The balancing process begins with the manufacture and assembly of the rotor components. The rotor is forged within a very tight tolerance. Conductor windings, laminations and rotor bars are weighed to assure that all symmetrical components are virtually identical in weight. For example, one pole winding would be manufactured to weigh exactly as much as each of the other pole windings. However, with an apparatus as large as a dynamoelectric salient pole rotor, it is impossible to perfectly balance the rotor about its axis of rotation by precision manufacturing and assembly alone.
The object of rotor balancing is to prevent excessive vibrations at the rotor bearings and to allow smaller clearance between the rotating and stationary parts of the machine. Aerodynamically and electrically, it is ideal to minimize this distance (i.e., windage losses). However, from a safety standpoint, clearance between the stationary and rotating components (including smaller clearances caused by vibration) must be provided. Furthermore, the more perfectly balanced the rotor, the lower are the rotational losses. Therefore, since the requisite rotor balancing cannot be accomplished by manufacturing all subcomponents to a tight tolerance and assembling all subcomponents with precision, additional balancing techniques must be employed.
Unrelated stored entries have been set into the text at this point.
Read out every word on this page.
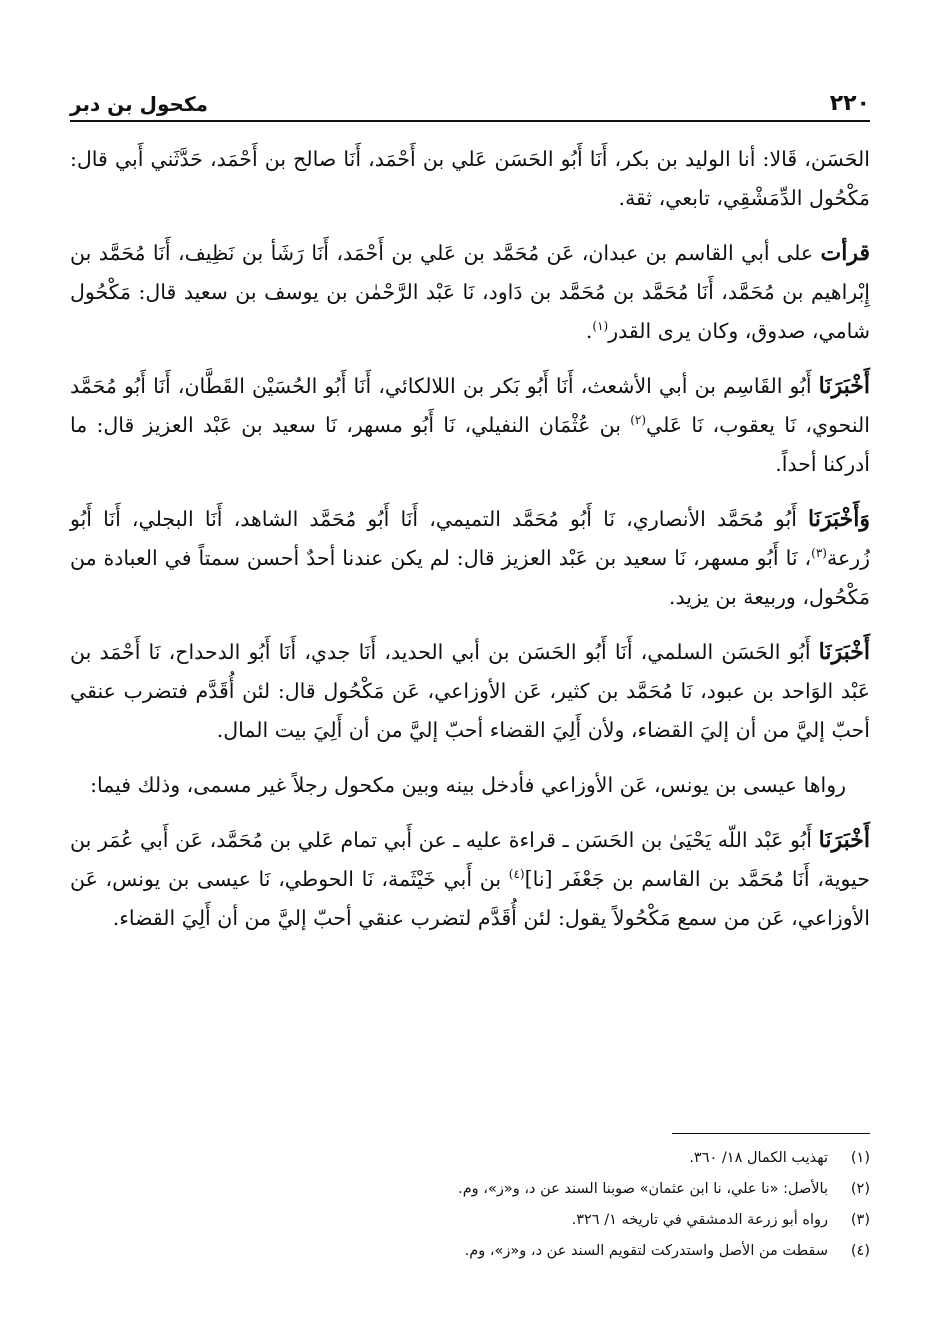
٢٢٠
مكحول بن دبر

الحَسَن، قَالا: أنا الوليد بن بكر، أَنَا أَبُو الحَسَن عَلي بن أَحْمَد، أَنَا صالح بن أَحْمَد، حَدَّثَني أَبي قال: مَكْحُول الدِّمَشْقِي، تابعي، ثقة.

قرأت على أبي القاسم بن عبدان، عَن مُحَمَّد بن عَلي بن أَحْمَد، أَنَا رَشَأ بن نَظِيف، أَنَا مُحَمَّد بن إِبْراهيم بن مُحَمَّد، أَنَا مُحَمَّد بن مُحَمَّد بن دَاود، نَا عَبْد الرَّحْمٰن بن يوسف بن سعيد قال: مَكْحُول شامي، صدوق، وكان يرى القدر$^{(١)}$.

أَخْبَرَنَا أَبُو القَاسِم بن أبي الأشعث، أَنَا أَبُو بَكر بن اللالكائي، أَنَا أَبُو الحُسَيْن القَطَّان، أَنَا أَبُو مُحَمَّد النحوي، نَا يعقوب، نَا عَلي$^{(٢)}$ بن عُثْمَان النفيلي، نَا أَبُو مسهر، نَا سعيد بن عَبْد العزيز قال: ما أدركنا أحداً.

وَأَخْبَرَنَا أَبُو مُحَمَّد الأنصاري، نَا أَبُو مُحَمَّد التميمي، أَنَا أَبُو مُحَمَّد الشاهد، أَنَا البجلي، أَنَا أَبُو زُرعة$^{(٣)}$، نَا أَبُو مسهر، نَا سعيد بن عَبْد العزيز قال: لم يكن عندنا أحدٌ أحسن سمتاً في العبادة من مَكْحُول، وربيعة بن يزيد.

أَخْبَرَنَا أَبُو الحَسَن السلمي، أَنَا أَبُو الحَسَن بن أبي الحديد، أَنَا جدي، أَنَا أَبُو الدحداح، نَا أَحْمَد بن عَبْد الوَاحد بن عبود، نَا مُحَمَّد بن كثير، عَن الأوزاعي، عَن مَكْحُول قال: لئن أُقَدَّم فتضرب عنقي أحبّ إليَّ من أن إليَ القضاء، ولأن أَلِيَ القضاء أحبّ إليَّ من أن أَلِيَ بيت المال.

رواها عيسى بن يونس، عَن الأوزاعي فأدخل بينه وبين مكحول رجلاً غير مسمى، وذلك فيما:

أَخْبَرَنَا أَبُو عَبْد اللّه يَحْيَىٰ بن الحَسَن ـ قراءة عليه ـ عن أَبي تمام عَلي بن مُحَمَّد، عَن أَبي عُمَر بن حيوية، أَنَا مُحَمَّد بن القاسم بن جَعْفَر [نا]$^{(٤)}$ بن أَبي خَيْثَمة، نَا الحوطي، نَا عيسى بن يونس، عَن الأوزاعي، عَن من سمع مَكْحُولاً يقول: لئن أُقَدَّم لتضرب عنقي أحبّ إليَّ من أن أَلِيَ القضاء.

(١)
تهذيب الكمال ١٨/ ٣٦٠.
(٢)
بالأصل: «نا علي، نا ابن عثمان» صوبنا السند عن د، و«ز»، وم.
(٣)
رواه أبو زرعة الدمشقي في تاريخه ١/ ٣٢٦.
(٤)
سقطت من الأصل واستدركت لتقويم السند عن د، و«ز»، وم.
One technique of balancing the rotor is by affixing weights on the rotor periphery. In this manner, the assembled rotor can be both statically and dynamically balanced. Those skilled in the art know that rotor balancing involves the arrangement of weights in two planes. Preferably the balancing weights should be few and as small in size as possible, thus making residual imbalance as small as possible.
Although, rotor balancing must be kept in mind during construction of the rotor, it is often impossible to predict the preferred balancing locations. Therefore, the most useful rotor design is one that provides flexibility of rotor balancing locations and one that allows for the use of many combinations of relatively small balancing weights.
Salient pole machines are often designed without primary regard to the difficult problem of rotor balancing. They do allow for balancing in two planes; they do not allow for balancing about the quadratures axis of each plane, where the quadrature is the axis of symmetry between the midpoint of the field poles. This inability to balance the rotor in each plane about the direct and quadrature axes has necessitated the use of large balancing weights which cause greater rotational stresses.
Clearly, a salient pole rotor design which provides for the addition of many combinations of small balancing weights about the direct and quadrature axes, one which could be easily adapted to existing generator designs and one which is relatively inexpensive would be widely accepted by the industry and would go far toward achieving optimum rotor design.